A multiple response-surface method for slope reliability analysis considering spatial variability of soil properties

Abstract

This paper proposes a multiple response-surface method for slope reliability analysis considering spatially variable soil properties. The scales of fluctuation of soil shear strength parameters are summarized. The effect of theoretical autocorrelation functions (ACFs) on slope reliability is highlighted since the theoretical ACFs are often used to characterize the spatial variability of soil properties due to a limited number of site observation data available. The differences in five theoretical ACFs, namely single exponential, squared exponential, second-order Markov, cosine exponential and binary noise ACFs, are examined. A homogeneous c–ϕ slope and a heterogeneous slope consisting of three soil layers (including a weak layer) are studied to demonstrate the validity of the proposed method and explore the effect of ACFs on the slope reliability.
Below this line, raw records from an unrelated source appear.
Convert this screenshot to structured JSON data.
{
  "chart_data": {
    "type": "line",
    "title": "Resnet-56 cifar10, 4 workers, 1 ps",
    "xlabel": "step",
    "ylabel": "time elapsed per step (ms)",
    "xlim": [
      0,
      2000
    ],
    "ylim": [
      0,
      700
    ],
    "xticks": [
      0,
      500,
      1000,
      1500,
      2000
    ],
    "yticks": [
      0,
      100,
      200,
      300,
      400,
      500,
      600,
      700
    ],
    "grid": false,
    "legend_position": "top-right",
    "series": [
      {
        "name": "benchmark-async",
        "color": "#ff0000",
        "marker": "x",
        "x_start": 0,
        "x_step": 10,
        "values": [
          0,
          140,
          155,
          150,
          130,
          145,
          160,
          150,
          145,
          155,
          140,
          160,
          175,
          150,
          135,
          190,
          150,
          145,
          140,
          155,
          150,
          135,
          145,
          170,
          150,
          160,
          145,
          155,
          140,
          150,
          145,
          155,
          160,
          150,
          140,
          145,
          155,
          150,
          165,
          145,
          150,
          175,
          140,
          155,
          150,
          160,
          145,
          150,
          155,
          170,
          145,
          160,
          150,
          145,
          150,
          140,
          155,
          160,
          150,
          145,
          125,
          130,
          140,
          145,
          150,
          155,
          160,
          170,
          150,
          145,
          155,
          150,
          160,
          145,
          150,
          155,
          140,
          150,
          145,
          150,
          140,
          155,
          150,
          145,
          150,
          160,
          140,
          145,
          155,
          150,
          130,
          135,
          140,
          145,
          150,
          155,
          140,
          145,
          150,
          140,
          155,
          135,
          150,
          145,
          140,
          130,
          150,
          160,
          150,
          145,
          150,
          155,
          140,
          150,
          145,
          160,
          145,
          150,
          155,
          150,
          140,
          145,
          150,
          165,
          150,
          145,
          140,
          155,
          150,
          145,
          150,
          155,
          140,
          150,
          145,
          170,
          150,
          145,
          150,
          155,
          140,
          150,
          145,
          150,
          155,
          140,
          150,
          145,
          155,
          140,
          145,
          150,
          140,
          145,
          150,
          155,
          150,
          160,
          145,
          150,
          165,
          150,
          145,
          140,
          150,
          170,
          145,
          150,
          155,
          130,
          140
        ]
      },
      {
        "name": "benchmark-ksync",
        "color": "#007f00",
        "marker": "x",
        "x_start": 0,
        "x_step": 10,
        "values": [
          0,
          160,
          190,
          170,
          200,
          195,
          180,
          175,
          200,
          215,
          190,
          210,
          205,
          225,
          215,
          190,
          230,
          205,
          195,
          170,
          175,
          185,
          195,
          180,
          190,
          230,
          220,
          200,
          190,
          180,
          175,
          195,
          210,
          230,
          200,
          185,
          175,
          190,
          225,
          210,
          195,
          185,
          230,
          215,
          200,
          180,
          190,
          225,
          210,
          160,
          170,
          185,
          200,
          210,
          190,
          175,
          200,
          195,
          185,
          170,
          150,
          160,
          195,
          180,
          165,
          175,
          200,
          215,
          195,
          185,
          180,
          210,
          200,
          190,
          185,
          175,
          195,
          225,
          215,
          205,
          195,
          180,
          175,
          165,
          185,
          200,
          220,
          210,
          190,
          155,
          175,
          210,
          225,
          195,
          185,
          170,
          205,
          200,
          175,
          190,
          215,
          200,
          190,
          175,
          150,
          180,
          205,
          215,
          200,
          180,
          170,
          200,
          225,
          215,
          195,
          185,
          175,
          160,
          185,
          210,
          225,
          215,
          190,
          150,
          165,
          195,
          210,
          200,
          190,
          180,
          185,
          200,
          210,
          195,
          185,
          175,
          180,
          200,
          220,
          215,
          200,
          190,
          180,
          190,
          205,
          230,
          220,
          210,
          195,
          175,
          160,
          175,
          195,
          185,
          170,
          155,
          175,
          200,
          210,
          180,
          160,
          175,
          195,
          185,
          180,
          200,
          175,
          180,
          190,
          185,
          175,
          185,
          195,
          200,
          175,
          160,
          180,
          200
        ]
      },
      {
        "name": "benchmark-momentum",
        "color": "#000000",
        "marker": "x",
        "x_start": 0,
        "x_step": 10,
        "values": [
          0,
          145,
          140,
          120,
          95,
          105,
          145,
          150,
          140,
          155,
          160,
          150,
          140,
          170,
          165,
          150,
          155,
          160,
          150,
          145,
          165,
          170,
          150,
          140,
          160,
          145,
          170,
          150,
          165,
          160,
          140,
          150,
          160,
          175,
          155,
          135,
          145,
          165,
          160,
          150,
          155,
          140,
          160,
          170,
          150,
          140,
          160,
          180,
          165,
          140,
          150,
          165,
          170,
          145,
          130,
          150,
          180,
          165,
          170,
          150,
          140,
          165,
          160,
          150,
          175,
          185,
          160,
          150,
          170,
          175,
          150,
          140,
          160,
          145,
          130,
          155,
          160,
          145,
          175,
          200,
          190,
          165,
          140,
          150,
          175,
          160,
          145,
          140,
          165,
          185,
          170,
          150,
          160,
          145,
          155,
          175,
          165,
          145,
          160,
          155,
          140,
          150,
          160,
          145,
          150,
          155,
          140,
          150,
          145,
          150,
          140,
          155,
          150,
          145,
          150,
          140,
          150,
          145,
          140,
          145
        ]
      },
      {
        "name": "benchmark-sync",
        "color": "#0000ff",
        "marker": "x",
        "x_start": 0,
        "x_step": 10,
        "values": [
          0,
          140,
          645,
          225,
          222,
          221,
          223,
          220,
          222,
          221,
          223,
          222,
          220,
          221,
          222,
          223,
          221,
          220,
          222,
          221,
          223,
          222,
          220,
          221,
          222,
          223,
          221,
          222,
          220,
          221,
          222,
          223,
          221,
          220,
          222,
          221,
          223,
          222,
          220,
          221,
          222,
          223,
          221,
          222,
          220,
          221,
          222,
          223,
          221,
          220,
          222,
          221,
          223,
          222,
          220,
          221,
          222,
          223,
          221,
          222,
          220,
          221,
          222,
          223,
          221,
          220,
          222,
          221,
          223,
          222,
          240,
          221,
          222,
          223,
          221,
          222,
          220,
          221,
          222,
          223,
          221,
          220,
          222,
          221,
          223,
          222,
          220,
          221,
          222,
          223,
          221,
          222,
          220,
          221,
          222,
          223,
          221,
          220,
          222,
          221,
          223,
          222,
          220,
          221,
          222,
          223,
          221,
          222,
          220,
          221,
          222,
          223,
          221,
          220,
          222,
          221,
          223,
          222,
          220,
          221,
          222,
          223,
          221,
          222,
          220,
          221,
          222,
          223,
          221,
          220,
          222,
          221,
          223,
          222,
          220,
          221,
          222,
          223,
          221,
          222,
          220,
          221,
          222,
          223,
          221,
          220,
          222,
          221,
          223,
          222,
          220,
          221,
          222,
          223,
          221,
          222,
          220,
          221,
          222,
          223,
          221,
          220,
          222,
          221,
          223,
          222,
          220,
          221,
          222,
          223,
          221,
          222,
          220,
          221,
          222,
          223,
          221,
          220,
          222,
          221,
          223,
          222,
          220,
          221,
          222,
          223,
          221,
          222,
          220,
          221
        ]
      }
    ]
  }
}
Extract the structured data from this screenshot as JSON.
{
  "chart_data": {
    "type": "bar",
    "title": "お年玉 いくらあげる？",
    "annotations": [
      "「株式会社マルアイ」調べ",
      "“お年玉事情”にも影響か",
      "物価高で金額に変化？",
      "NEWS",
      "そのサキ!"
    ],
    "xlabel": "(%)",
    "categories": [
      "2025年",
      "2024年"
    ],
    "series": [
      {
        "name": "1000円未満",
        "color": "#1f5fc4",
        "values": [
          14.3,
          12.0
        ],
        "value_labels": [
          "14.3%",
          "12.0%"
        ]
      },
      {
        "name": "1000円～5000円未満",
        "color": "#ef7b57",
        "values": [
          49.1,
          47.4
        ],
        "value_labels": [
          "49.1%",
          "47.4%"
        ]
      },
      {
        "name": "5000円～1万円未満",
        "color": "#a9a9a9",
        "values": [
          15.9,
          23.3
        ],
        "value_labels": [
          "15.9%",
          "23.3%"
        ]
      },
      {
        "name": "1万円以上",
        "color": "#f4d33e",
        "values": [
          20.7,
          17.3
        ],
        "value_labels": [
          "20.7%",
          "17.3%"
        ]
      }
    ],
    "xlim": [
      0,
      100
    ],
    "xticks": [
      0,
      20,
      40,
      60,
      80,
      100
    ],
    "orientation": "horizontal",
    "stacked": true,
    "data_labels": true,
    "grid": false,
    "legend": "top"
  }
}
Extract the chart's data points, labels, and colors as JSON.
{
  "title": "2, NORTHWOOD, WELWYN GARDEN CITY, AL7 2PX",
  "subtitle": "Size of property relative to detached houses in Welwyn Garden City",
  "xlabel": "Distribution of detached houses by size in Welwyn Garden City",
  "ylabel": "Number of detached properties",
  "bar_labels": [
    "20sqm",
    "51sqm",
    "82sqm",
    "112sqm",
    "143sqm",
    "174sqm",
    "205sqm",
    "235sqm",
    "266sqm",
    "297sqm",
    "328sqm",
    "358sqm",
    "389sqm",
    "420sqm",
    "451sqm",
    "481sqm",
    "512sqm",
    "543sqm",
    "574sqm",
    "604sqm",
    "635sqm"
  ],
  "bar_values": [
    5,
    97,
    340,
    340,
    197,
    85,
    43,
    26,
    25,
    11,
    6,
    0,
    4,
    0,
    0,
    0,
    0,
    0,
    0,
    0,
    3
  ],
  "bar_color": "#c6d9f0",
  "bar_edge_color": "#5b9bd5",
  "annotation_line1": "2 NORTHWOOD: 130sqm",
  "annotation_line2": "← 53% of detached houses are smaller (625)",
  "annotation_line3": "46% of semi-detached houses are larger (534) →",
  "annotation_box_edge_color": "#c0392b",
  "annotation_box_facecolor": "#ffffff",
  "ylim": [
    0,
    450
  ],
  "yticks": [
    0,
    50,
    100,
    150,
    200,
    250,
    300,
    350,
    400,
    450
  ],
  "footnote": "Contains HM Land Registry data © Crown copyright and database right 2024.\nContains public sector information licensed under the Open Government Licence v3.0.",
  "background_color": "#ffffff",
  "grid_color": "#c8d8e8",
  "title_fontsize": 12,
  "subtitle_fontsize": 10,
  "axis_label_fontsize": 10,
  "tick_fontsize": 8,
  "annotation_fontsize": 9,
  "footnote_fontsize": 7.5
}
The results indicate that the proposed method provides a practical tool for evaluating the reliability of slopes in spatially variable soils. It can greatly improve the computational efficiency in relatively low-probability analysis and parametric sensitivity analysis. The extended Cholesky decomposition technique can effectively discretize the cross-correlated non-Gaussian random fields of spatially variable soil properties. Among the five selected ACFs, the squared exponential and second-order Markov ACFs might characterize the spatial correlation of soil properties more realistically. The probability of failure associated with the commonly-used single exponential ACF may be underestimated. In general, the difference in the probabilities of failure associated with the five ACFs is minimal.